I had a similar experience in college with my roommate Lee Edmonds. “Eddie” and I were about the same level of runner coming into Bucknell. Coach put us together as roommates – in my mind he saw something in each of us that would feed off of the other. Eddie and I tied about 80% of our races in college and probably split the rest. Eddie would always start off slowly, but we would always be together by the mile point. There was something comforting about him sliding up next to me “Hey Bic”, “Hey Ed”. If any of those little voices crept into my head about wanting to slow down, I was able to fight them back primarily with the thought that I did not want to let Eddie down.

We also used this to our competitive advantage. I remember running the ECC championships at Belmont Plateau. Mike Glavin of St. Joe’s was right on our back coming up “Sure Kill” the big hill that goes above the Schuylkill Expressway. We worked the hill pretty hard and when we got to the top he was still there. I said in a voice loud enough so he could hear “Ready to go now Ed”. We heard a grunt behind us as we pressed on the flat area at the top of the hill for only about 200 meters and broke free.
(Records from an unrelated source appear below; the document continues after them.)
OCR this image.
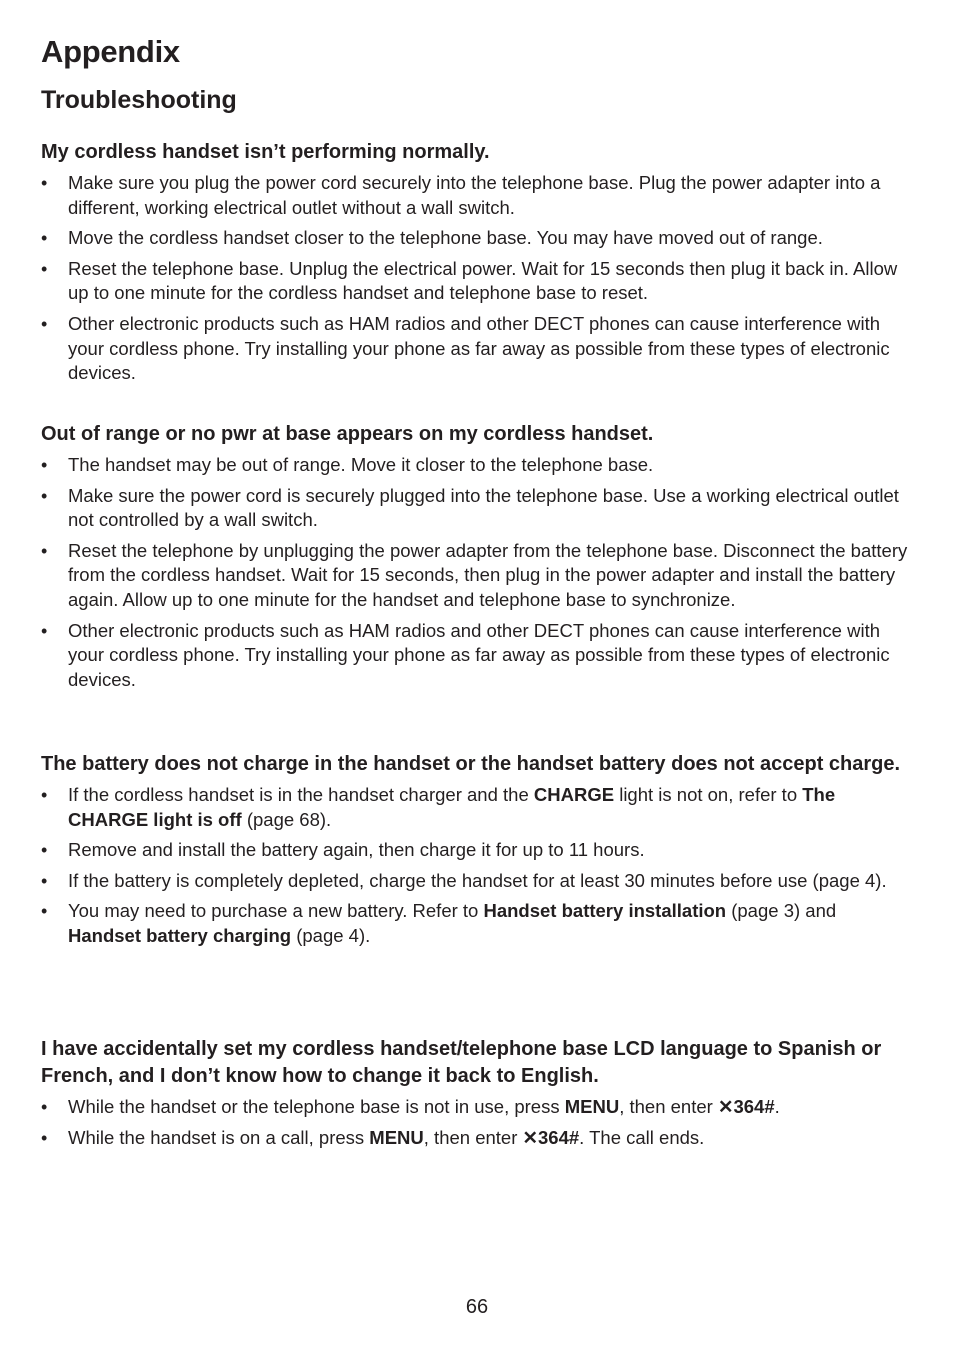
Appendix
Troubleshooting
My cordless handset isn’t performing normally.
• Make sure you plug the power cord securely into the telephone base. Plug the power adapter into a different, working electrical outlet without a wall switch.
• Move the cordless handset closer to the telephone base. You may have moved out of range.
• Reset the telephone base. Unplug the electrical power. Wait for 15 seconds then plug it back in. Allow up to one minute for the cordless handset and telephone base to reset.
• Other electronic products such as HAM radios and other DECT phones can cause interference with your cordless phone. Try installing your phone as far away as possible from these types of electronic devices.
Out of range or no pwr at base appears on my cordless handset.
• The handset may be out of range. Move it closer to the telephone base.
• Make sure the power cord is securely plugged into the telephone base. Use a working electrical outlet not controlled by a wall switch.
• Reset the telephone by unplugging the power adapter from the telephone base. Disconnect the battery from the cordless handset. Wait for 15 seconds, then plug in the power adapter and install the battery again. Allow up to one minute for the handset and telephone base to synchronize.
• Other electronic products such as HAM radios and other DECT phones can cause interference with your cordless phone. Try installing your phone as far away as possible from these types of electronic devices.
The battery does not charge in the handset or the handset battery does not accept charge.
• If the cordless handset is in the handset charger and the CHARGE light is not on, refer to The CHARGE light is off (page 68).
• Remove and install the battery again, then charge it for up to 11 hours.
• If the battery is completely depleted, charge the handset for at least 30 minutes before use (page 4).
• You may need to purchase a new battery. Refer to Handset battery installation (page 3) and Handset battery charging (page 4).
I have accidentally set my cordless handset/telephone base LCD language to Spanish or French, and I don’t know how to change it back to English.
• While the handset or the telephone base is not in use, press MENU, then enter ✕364#.
• While the handset is on a call, press MENU, then enter ✕364#. The call ends.
66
I was up at Bucknell this past weekend. While Coach is gone, the team still uses the pack mentality when running. Helping to feed off of each other. Encouraging each other to reach new levels. And making the achievement of those new levels meaningful.

We’ve adopted Coach’s quote for the Moorestown team. We’ve also added another one – “Why run hard? For yourself. For your team.”

1 comment:

David Maver said...

This is a great piece Mr Bickel. I love the end of the quote. One of the reasons I greatly enjoyed XC was because of the raw teamwork that came from what most view as an individual sport.

During the run with the team the other day, I spent a while in my head going over the various leadership and teamwork implications of the punishment should one of our runners turn out to be the mooner in front of flying feather. Only one decision could be made- to punish the entire team. It holds the standard of the team.

I could go on longer about this topic since dedication to a team, the true essence of teamwork, is an important and broad topic. It's also underused in the world and have found only few, select instances of it in such a pure form. Work hard to not let down your team. Look to the left of you and look to the right of you. See your team suffering. Dig deeper for them.

Good stuff. Can't wait to come out and run again.